Monday, June 03, 2013

Why Do People Forget That Buchholz Was Already Good?

The recap of last night's game started by saying how his recent injury "wasn't nearly enough to derail Clay Buchholz during the most magical run of his career".

Why does everybody forget that in 2010 he was one of the league's best pitchers? Check his gamelogs from that year and you'll find stretches of magic that are definitely comparable to the one he's currently magician-ing. Then he got injured and missed a lot of 2011. Then he had an effed up 2012, sure, and he wasn't the only one. But it's no surprise to me that he's back to Classic HH form.

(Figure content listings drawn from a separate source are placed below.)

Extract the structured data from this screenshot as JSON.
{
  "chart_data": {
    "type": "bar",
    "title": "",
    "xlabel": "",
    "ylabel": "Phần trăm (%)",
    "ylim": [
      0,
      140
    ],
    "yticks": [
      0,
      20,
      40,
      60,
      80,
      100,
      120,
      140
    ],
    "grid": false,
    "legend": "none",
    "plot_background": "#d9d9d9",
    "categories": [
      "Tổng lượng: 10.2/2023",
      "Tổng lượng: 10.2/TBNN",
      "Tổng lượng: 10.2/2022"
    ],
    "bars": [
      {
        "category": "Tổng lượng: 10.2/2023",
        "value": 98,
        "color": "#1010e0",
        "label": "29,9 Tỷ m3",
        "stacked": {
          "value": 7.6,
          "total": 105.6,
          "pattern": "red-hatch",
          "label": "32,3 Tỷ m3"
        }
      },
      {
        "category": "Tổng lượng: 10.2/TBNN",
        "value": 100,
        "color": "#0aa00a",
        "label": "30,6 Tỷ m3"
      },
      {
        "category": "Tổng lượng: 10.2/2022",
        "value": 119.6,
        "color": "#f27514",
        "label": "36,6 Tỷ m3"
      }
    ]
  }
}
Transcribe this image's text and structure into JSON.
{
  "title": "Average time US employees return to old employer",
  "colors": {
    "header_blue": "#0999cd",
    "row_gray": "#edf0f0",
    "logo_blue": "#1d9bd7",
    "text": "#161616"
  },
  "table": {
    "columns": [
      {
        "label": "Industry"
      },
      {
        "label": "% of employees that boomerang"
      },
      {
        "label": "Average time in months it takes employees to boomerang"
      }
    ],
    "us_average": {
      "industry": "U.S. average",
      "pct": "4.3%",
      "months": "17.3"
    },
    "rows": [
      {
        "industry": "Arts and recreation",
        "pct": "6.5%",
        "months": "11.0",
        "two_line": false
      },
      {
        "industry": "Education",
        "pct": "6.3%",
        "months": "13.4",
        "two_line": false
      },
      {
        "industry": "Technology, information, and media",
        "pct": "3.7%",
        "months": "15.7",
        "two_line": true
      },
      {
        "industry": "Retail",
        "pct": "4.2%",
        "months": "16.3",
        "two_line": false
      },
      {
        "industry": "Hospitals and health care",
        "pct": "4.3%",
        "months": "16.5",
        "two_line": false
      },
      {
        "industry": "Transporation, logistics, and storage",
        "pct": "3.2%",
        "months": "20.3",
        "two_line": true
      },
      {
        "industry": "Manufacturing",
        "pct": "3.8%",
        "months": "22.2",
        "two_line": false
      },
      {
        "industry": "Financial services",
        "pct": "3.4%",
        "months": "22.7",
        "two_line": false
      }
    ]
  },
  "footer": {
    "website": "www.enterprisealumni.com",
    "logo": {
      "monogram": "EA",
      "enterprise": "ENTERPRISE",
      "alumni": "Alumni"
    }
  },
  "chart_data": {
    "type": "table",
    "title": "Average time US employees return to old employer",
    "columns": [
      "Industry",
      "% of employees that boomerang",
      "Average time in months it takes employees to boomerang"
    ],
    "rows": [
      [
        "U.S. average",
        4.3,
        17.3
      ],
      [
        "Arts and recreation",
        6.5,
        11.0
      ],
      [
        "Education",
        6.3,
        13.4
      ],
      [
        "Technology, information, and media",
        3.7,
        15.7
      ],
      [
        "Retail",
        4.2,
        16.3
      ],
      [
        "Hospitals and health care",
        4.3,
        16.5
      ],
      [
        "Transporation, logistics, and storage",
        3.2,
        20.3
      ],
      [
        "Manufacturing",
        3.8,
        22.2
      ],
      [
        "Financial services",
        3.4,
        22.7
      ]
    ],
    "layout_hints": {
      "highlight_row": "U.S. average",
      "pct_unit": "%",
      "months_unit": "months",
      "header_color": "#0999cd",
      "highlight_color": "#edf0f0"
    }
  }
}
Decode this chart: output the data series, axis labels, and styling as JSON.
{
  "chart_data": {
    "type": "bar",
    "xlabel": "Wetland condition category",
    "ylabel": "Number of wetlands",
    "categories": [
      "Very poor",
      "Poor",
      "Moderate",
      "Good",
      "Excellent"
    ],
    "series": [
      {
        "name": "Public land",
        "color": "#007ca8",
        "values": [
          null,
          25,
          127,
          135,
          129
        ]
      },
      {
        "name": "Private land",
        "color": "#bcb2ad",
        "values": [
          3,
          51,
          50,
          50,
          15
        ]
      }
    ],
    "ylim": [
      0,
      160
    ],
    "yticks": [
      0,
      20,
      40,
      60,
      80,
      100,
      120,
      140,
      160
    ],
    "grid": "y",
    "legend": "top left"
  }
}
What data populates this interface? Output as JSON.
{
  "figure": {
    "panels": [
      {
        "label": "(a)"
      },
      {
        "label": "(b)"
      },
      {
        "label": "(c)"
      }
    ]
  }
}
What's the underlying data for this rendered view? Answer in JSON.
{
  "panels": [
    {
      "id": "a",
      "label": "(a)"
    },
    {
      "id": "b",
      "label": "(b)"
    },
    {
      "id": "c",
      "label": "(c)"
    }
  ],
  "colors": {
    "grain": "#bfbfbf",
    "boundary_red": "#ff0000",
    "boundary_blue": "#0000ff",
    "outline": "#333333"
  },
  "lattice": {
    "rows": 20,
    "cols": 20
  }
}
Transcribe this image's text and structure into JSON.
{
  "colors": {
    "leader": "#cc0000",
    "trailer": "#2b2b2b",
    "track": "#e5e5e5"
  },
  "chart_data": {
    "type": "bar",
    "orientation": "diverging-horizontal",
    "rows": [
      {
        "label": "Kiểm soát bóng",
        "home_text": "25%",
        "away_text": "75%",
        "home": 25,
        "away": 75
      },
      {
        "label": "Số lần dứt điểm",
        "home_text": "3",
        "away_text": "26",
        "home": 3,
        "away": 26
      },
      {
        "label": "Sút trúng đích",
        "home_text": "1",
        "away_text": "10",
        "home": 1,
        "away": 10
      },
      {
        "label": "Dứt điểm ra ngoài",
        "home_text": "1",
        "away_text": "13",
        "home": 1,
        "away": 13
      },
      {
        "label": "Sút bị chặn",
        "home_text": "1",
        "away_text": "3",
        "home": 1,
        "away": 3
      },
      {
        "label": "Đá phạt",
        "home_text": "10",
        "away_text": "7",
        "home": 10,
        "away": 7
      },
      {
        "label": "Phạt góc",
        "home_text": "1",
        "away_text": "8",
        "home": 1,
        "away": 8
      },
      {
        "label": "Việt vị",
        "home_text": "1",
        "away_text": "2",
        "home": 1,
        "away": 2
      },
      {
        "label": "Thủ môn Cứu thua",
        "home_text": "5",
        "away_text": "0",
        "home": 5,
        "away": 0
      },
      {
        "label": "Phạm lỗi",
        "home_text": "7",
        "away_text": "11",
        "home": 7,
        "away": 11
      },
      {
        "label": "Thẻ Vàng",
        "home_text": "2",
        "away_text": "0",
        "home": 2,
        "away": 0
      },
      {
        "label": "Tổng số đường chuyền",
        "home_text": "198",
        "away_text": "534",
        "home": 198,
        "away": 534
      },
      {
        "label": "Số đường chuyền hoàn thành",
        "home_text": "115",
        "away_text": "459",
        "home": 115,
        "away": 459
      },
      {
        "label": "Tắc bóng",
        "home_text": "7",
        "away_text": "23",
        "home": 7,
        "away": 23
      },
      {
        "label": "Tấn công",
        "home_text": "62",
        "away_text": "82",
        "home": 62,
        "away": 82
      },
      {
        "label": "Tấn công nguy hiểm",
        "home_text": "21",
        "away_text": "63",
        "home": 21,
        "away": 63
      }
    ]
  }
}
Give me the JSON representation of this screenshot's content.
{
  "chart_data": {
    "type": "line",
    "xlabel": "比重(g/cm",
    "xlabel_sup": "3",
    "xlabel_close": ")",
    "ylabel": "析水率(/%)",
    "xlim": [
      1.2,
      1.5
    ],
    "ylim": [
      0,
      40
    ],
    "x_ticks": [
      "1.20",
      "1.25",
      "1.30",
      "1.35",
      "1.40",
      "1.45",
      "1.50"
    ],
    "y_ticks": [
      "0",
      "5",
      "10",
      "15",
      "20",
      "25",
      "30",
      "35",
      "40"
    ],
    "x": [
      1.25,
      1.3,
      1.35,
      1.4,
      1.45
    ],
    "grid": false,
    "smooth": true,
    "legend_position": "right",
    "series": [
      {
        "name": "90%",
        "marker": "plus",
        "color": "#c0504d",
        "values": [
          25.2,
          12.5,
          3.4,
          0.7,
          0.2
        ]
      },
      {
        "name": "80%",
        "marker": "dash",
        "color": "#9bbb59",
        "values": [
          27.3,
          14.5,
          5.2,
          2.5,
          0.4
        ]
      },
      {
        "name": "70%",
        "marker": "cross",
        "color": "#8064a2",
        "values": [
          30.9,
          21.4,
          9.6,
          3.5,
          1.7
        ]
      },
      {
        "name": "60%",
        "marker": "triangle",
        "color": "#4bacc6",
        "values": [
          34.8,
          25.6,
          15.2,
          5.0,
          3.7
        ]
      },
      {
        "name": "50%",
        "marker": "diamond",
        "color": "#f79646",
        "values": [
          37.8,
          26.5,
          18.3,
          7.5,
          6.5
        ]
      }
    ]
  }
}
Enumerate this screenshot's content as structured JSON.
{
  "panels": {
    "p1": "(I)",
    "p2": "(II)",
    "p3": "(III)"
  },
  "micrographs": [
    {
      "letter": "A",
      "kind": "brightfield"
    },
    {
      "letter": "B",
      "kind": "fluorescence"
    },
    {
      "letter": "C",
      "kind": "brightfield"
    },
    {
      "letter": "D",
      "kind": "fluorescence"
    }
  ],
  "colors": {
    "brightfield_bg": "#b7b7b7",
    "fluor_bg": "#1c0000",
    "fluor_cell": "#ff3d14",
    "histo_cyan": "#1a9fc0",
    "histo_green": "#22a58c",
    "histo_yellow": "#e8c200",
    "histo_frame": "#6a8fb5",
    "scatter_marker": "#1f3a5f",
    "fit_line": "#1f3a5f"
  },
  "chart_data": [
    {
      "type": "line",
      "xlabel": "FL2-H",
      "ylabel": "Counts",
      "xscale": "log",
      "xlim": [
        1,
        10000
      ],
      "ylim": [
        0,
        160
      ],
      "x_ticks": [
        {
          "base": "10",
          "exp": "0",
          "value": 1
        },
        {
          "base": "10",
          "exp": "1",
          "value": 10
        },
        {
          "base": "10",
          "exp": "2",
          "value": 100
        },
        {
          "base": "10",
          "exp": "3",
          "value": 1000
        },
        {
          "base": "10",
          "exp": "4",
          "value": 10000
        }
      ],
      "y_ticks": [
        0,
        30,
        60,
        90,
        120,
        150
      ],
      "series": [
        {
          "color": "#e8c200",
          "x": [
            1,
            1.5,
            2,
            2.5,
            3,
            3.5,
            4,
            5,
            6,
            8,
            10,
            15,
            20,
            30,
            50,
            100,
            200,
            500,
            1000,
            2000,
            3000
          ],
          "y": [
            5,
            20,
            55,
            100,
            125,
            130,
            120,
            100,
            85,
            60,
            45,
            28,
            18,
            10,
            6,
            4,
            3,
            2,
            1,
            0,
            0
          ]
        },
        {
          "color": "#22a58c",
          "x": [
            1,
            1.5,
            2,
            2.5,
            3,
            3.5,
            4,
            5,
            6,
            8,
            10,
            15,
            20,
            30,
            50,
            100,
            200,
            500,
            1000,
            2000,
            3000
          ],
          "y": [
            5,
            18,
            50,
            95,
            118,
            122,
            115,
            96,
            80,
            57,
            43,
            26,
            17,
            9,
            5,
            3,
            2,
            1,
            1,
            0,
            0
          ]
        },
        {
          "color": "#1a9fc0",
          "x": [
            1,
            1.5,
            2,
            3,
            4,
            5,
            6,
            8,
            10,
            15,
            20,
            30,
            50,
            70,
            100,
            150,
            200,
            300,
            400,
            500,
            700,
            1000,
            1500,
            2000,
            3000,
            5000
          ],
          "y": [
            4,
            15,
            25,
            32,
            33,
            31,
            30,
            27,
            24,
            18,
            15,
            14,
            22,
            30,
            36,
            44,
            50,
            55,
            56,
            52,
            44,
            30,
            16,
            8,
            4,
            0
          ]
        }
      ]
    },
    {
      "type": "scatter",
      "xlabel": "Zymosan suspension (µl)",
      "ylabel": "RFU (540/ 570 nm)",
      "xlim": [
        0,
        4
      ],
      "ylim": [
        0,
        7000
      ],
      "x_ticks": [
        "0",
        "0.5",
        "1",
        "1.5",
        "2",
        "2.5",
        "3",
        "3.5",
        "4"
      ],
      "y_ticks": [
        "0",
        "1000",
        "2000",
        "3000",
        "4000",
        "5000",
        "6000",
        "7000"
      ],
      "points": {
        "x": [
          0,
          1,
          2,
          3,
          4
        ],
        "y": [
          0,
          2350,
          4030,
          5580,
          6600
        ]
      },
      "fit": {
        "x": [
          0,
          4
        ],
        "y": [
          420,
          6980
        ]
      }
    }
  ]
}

Completely unrelated note: I kept hearing how the Mets swept four from the Yanks. But shouldn't we be counting those Interleague home-and-homes as two separate series? You could say that they swept the season series, but I think the four games should be counted as two consecutive sweeps, one home series sweep and one away series sweep. Because if you refer to that as a four-game series, do you count it in your home series or your away series? Or a separate category for mixed series? The answer is you don't do any of that, you just consider every group of games against another team in a given ballpark a "series." Plus, it's cooler to think the Mets swept the Yankees twice in a row.

Comments:
PeteAbe notes: "Buchholz has the lowest ERA after 11 starts for a Red Sox pitcher since Pedro Martinez had a 1.44 after 11 starts in 2001."